Tredici persone sono state arrestate nell’ambito di un’inchiesta partita nel 2021 e condotta dai carabinieri di Brescia, sotto la direzione della Procura. Tra gli arrestati figurano un ispettore capo della polizia penitenziaria in servizio presso il carcere cittadino e un avvocato milanese. L’indagine ruota attorno al penitenziario Nerio Fischione, portando alla luce gravi episodi di corruzione, spaccio e altri reati legati alla criminalità all’interno del sistema carcerario.

Le misure cautelari sono state eseguite nella notte e si sono concluse nella tarda mattinata del 17 settembre, quando un blitz in via Naviglio Grande a Brescia ha destato preoccupazione tra i residenti del quartiere. Gli arrestati sono accusati di reati gravi, tra cui corruzione, accesso illecito a dispositivi di comunicazione da parte di detenuti, tentata estorsione aggravata, spaccio di droga e false dichiarazioni all’autorità giudiziaria. Tra gli arrestati figurano nomi di spicco. Francesco Leone, Sandro Monteleone, Nicolò Fornasari e Ernesto Settesoldi sono stati condotti in carcere. L’ispettore di polizia penitenziaria Giuseppe Di Leo, insieme a Antonio Leone, Stefania Pelucchi e Luciana Bernardini, sono stati posti agli arresti domiciliari. Altri quattro indagati sono stati sottoposti all’obbligo di presentazione alla polizia giudiziaria. Particolare rilevanza assume il divieto di esercitare la professione per un anno imposto all’avvocato milanese Alessandro Sacca.

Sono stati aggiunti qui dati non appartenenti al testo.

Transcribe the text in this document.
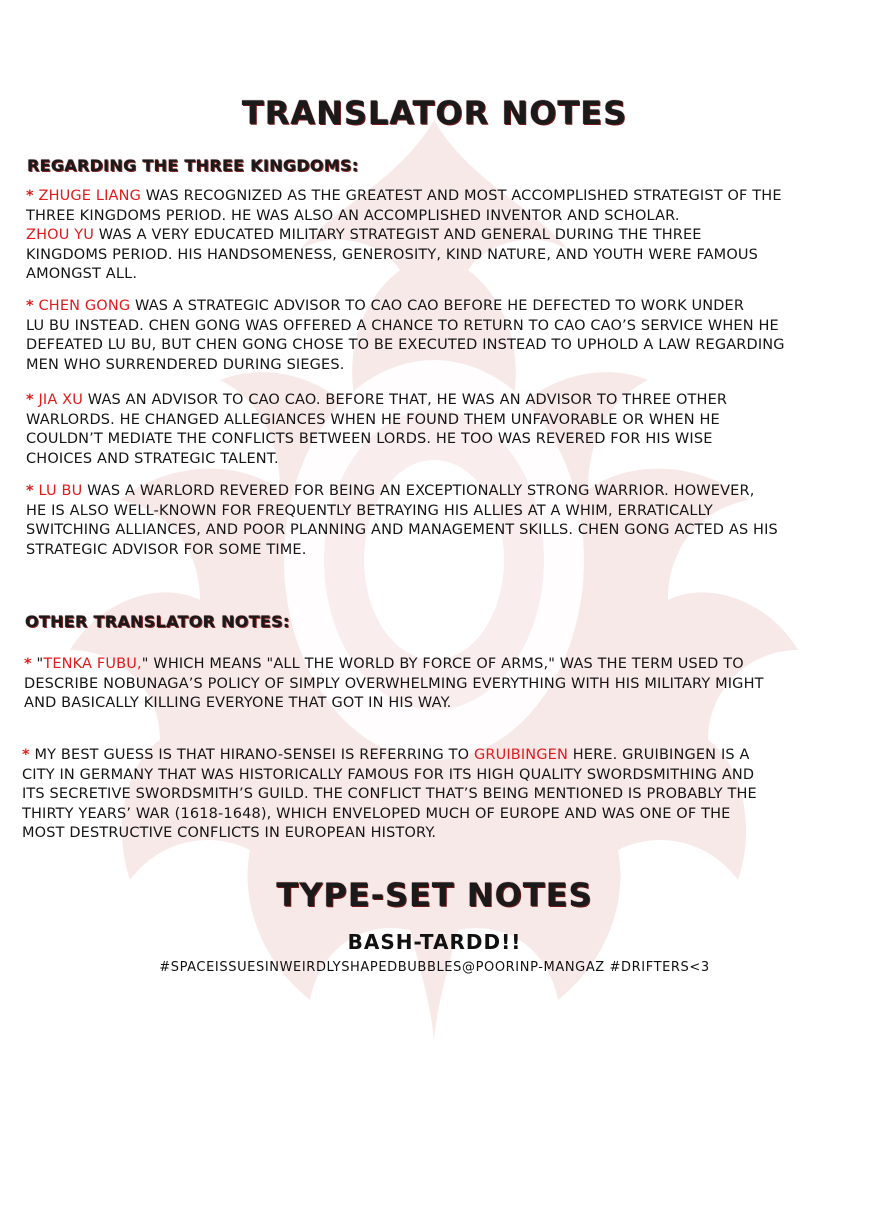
TRANSLATOR NOTES
REGARDING THE THREE KINGDOMS:
* ZHUGE LIANG WAS RECOGNIZED AS THE GREATEST AND MOST ACCOMPLISHED STRATEGIST OF THE
THREE KINGDOMS PERIOD. HE WAS ALSO AN ACCOMPLISHED INVENTOR AND SCHOLAR.
ZHOU YU WAS A VERY EDUCATED MILITARY STRATEGIST AND GENERAL DURING THE THREE
KINGDOMS PERIOD. HIS HANDSOMENESS, GENEROSITY, KIND NATURE, AND YOUTH WERE FAMOUS
AMONGST ALL.
* CHEN GONG WAS A STRATEGIC ADVISOR TO CAO CAO BEFORE HE DEFECTED TO WORK UNDER
LU BU INSTEAD. CHEN GONG WAS OFFERED A CHANCE TO RETURN TO CAO CAO’S SERVICE WHEN HE
DEFEATED LU BU, BUT CHEN GONG CHOSE TO BE EXECUTED INSTEAD TO UPHOLD A LAW REGARDING
MEN WHO SURRENDERED DURING SIEGES.
* JIA XU WAS AN ADVISOR TO CAO CAO. BEFORE THAT, HE WAS AN ADVISOR TO THREE OTHER
WARLORDS. HE CHANGED ALLEGIANCES WHEN HE FOUND THEM UNFAVORABLE OR WHEN HE
COULDN’T MEDIATE THE CONFLICTS BETWEEN LORDS. HE TOO WAS REVERED FOR HIS WISE
CHOICES AND STRATEGIC TALENT.
* LU BU WAS A WARLORD REVERED FOR BEING AN EXCEPTIONALLY STRONG WARRIOR. HOWEVER,
HE IS ALSO WELL-KNOWN FOR FREQUENTLY BETRAYING HIS ALLIES AT A WHIM, ERRATICALLY
SWITCHING ALLIANCES, AND POOR PLANNING AND MANAGEMENT SKILLS. CHEN GONG ACTED AS HIS
STRATEGIC ADVISOR FOR SOME TIME.
OTHER TRANSLATOR NOTES:
* "TENKA FUBU," WHICH MEANS "ALL THE WORLD BY FORCE OF ARMS," WAS THE TERM USED TO
DESCRIBE NOBUNAGA’S POLICY OF SIMPLY OVERWHELMING EVERYTHING WITH HIS MILITARY MIGHT
AND BASICALLY KILLING EVERYONE THAT GOT IN HIS WAY.
* MY BEST GUESS IS THAT HIRANO-SENSEI IS REFERRING TO GRUIBINGEN HERE. GRUIBINGEN IS A
CITY IN GERMANY THAT WAS HISTORICALLY FAMOUS FOR ITS HIGH QUALITY SWORDSMITHING AND
ITS SECRETIVE SWORDSMITH’S GUILD. THE CONFLICT THAT’S BEING MENTIONED IS PROBABLY THE
THIRTY YEARS’ WAR (1618-1648), WHICH ENVELOPED MUCH OF EUROPE AND WAS ONE OF THE
MOST DESTRUCTIVE CONFLICTS IN EUROPEAN HISTORY.
TYPE-SET NOTES
BASH-TARDD!!
#SPACEISSUESINWEIRDLYSHAPEDBUBBLES@POORINP-MANGAZ #DRIFTERS<3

Giuseppe Di Leo, secondo le ricostruzioni degli inquirenti, avrebbe ricevuto denaro per svolgere il ruolo di intermediario tra i detenuti e le loro famiglie. In particolare, l’ispettore avrebbe introdotto illegalmente in carcere telefoni cellulari, lettere, denaro e persino sostanze stupefacenti. Durante l’inchiesta è emerso che alcuni detenuti, tra cui quelli del carcere di Canton Mombello, avrebbero ricevuto dosi di cocaina nascoste all’interno di scatole di cioccolatini, all’apparenza perfettamente integre. Nonostante ciò, Di Leo ha dichiarato di non essere a conoscenza della presenza di droga.

L’indagine ha rivelato anche un tentativo di estorsione ai danni di un ex detenuto, orchestrato da un carcerato con l’aiuto di complici esterni. Gli investigatori hanno inoltre scoperto che un carcerato è stato fittiziamente assunto da un’azienda per poter beneficiare di misure alternative alla detenzione, aggirando così le normali procedure. Tra le figure coinvolte nell’indagine emerge anche un noto studio legale milanese, accusato di favorire la violazione delle norme sulle comunicazioni dei detenuti. Lo studio avrebbe infatti trasferito telefonate di un proprio cliente detenuto a terzi, facilitando la circolazione di informazioni al di fuori delle mura carcerarie in modo illecito.